Due to its natural shelter and its depth, the lough was an important naval port. In October 1798, immediately prior to the outbreak of the Napoleonic Wars, a French fleet carrying Wolfe Tone of the United Irishmen, plus troops to assist in 1798 rebellion, was intercepted and defeated in a naval battle at the entrance to Lough Swilly. Subsequently, Tone was captured and taken ashore at Buncrana on the east side of the Swilly.

A subsequent reassessment of the threat of invasion led to the building of a series of fortifications guarding the different approaches and landing points within the lough which were completed between 1800 and 1820. Martello towers were built around 1804 to defend the approaches to Derry. The six on the lough cost €1,800 each, were armed with smoothbore cannon, firing round shot and were completed in six months.

During a gale on 4 December 1811, the Royal Navy 36-gun was shipwrecked in Lough Swilly. There were no survivors out of the estimated 253 aboard, with approximately 200 bodies washed up on shore.

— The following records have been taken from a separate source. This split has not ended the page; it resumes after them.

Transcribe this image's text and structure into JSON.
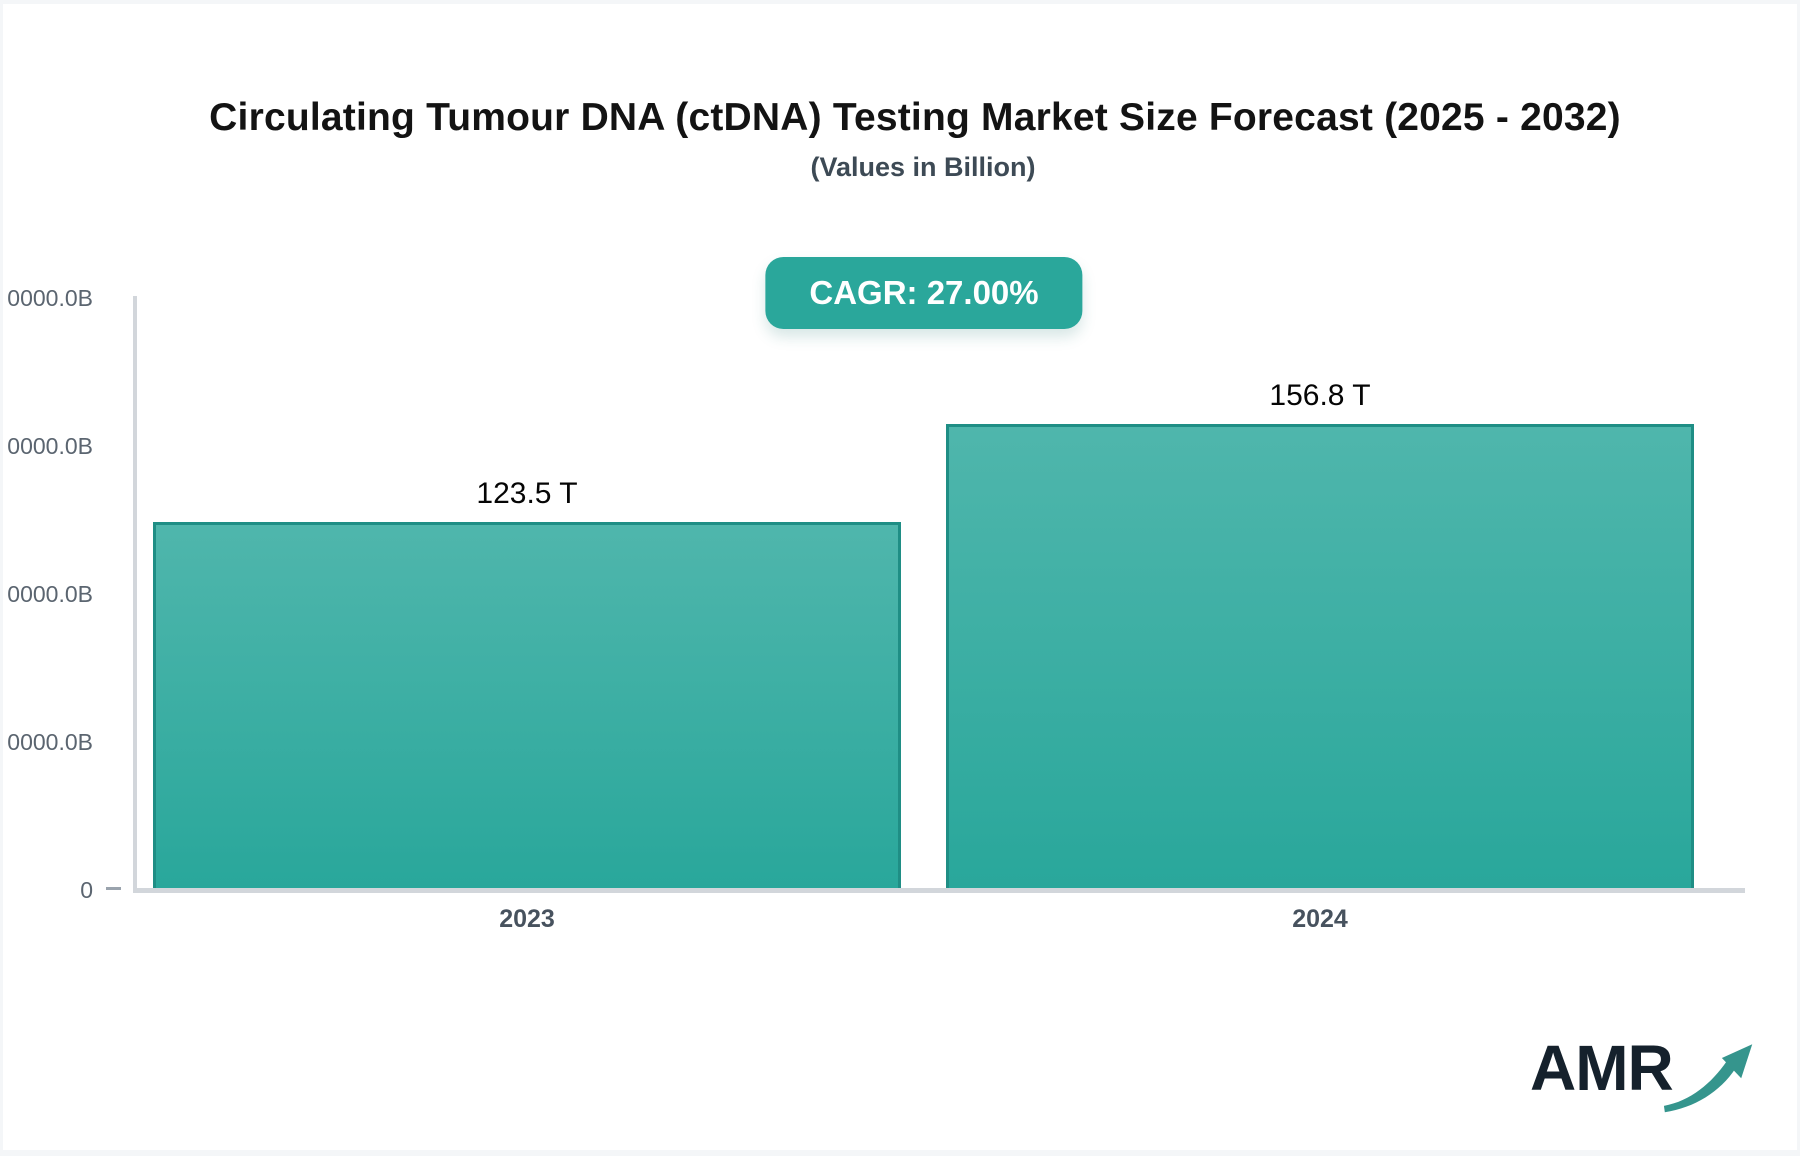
{
  "header": {
    "title": "Circulating Tumour DNA (ctDNA) Testing Market Size Forecast (2025 - 2032)",
    "subtitle": "(Values in Billion)"
  },
  "badge": {
    "label": "CAGR: 27.00%",
    "background": "#2aa79b",
    "text_color": "#ffffff"
  },
  "chart_data": {
    "type": "bar",
    "title": "Circulating Tumour DNA (ctDNA) Testing Market Size Forecast (2025 - 2032)",
    "subtitle": "(Values in Billion)",
    "categories": [
      "2023",
      "2024"
    ],
    "values": [
      123.5,
      156.8
    ],
    "value_labels": [
      "123.5 T",
      "156.8 T"
    ],
    "cagr": "27.00%",
    "xlabel": "",
    "ylabel": "",
    "ylim": [
      0,
      200
    ],
    "y_axis_tick_labels_top_to_bottom": [
      "0000.0B",
      "0000.0B",
      "0000.0B",
      "0000.0B",
      "0"
    ],
    "grid": "off",
    "legend": "none",
    "colors": {
      "bar_fill_top": "#4fb6ac",
      "bar_fill_bottom": "#29a79b",
      "bar_border": "#1f8e85",
      "axis_line": "#d2d6db",
      "badge_bg": "#2aa79b"
    }
  },
  "logo": {
    "text": "AMR",
    "arrow_icon": "growth-arrow-icon",
    "text_color": "#15212c",
    "arrow_color": "#35958d"
  }
}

===First World War naval base===

Immediately prior to World War I the War Office improved the Napoleonic forts and their armaments as well as adding another fort at the entrance to the lough at Lenan Head with 9 in guns (12-mile range) – the largest in Ireland at the time. The remains of these fortifications are still at Lenan Head Fort, Fort Dunree (now a military and wildlife museum), Ned's Point, Buncrana, Inch Fort and on the west coast at Rathmullan, Knockalla and Macamish Point.

During the war, the lough was used by the Royal Navy as an anchorage for elements of the Grand Fleet, an amalgamation of the pre-war Home and Atlantic Fleets, under Admiral Sir John R. Jellicoe and a gathering/staging point for Atlantic convoys. During this period a boom was placed across the lough between Macamish Point and Ned's Point, supported by a number of trawlers, to prevent U-boat attacks.

===Treaty port and World War Two neutrality===

After the Irish War of Independence the lough was one of the Treaty Ports specified in the Anglo-Irish Treaty until its final handing over at Fort Dunree in 1938. According to exhibits at Fort Dunree, during World War II Irish troops operated the guns there with explicit instructions to fire at any ship that might threaten Irish neutrality by entering the natural harbour. On one occasion in this period, a Royal Navy ship entered the lough and – while it did not initially respond to signals that it should turn back – left the area without any action being taken.

===Transport===

The trains of the Londonderry and Lough Swilly Railway served the area around Lough Swilly until 1953, when the company's trains were replaced by buses. These operated until 2014, when the company was closed down and liquidated.